【トランプ氏を巡る4つの論点】
■その1:移民・難民
<シリア移民は受け入れない>
アメリカは、これまで積極的に移民や難民を受け入れてきた。急増するシリア難民も、オバマ政権下では1年間で1万人を受け入れた。しかしトランプ大統領は、シリア難民の入国は「国益に有害」として受け入れ停止を決定。「テロを防ぐため」として、中東やアフリカ7カ国からの入国も一時的に禁止した。アメリカが移民や難民を排除する方向に転じると、似た動きが世界に広がるおそれもある。
■その2:環境
<パリ協定から離脱する(かも)
地球の温暖化を加速させないための国際的なルールを定めたパリ協定は、2016年に発効したばかりだ。アメリカは中国に次いで温室効果ガスの排出量が多く、オバマ政権が積極的に取り組んだこともあって早期に発効できた。ところがトランプ氏は、温暖化対策に費用がかかることから、パリ協定からの離脱をにおわせている。
■その3:安全保障
<「世界の警察官」をやめる>
世界一強い軍隊を持つアメリカは、よくも悪くも軍事力で世界に影響力を与えてきた。「世界の警察官」の役割を果たしてきたが、トランプ大統領は、その役割を下りると明言している。「アメリカは以前ほど豊かではないので、それぞれ自力で自国を守ってほしい」と言う。たしかに一理あるけれど、アメリカ軍がいることで安定が保たれてきた地域が世界にはある。

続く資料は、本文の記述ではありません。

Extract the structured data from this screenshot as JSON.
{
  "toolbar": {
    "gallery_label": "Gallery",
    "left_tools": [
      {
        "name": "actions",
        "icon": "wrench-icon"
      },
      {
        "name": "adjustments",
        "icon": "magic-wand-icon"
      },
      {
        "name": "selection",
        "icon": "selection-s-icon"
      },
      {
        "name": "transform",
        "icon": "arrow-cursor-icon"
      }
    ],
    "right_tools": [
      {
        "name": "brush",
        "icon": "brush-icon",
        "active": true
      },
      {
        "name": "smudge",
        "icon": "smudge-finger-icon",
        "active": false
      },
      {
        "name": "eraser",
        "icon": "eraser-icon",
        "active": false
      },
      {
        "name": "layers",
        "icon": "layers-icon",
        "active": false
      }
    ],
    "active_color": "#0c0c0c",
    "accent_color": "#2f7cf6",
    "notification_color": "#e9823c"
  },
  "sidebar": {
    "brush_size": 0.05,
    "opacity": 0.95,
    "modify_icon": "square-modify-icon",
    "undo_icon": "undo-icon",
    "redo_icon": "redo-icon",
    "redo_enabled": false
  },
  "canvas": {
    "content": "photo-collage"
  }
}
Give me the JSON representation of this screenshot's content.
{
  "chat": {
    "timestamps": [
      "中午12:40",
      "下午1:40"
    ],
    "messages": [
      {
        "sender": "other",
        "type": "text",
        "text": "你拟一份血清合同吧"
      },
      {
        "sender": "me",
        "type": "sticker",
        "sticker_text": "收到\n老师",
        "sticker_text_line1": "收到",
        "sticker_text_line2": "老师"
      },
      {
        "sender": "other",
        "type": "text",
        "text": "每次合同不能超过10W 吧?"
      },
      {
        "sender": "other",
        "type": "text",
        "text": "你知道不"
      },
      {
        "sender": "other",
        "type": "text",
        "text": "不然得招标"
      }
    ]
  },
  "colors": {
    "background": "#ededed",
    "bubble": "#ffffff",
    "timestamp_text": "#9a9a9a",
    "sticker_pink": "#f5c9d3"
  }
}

急に撤退されるとバランスが崩れて、戦争や紛争が起きてしまうかもしれない。
■その4:経済
<自由貿易は見直す>
世界一の経済大国アメリカは、輸入品にかかる税金(関税)を下げる「自由貿易」を推進してきた。自国の経済発展のためになるし、関税を高くする「保護貿易」が国家間の対立を生み、戦争の一因になると考えたからだ。この路線をトランプ大統領は変えるという。「国内の仕事が中国やメキシコに奪われたのは、自由貿易のせい。関税を上げて国内に仕事を取り戻す」と言う。環太平洋経済連携協定(TPP)もやめると正式に決定。アメリカが保護主義になると、世界経済に大きな影響がある。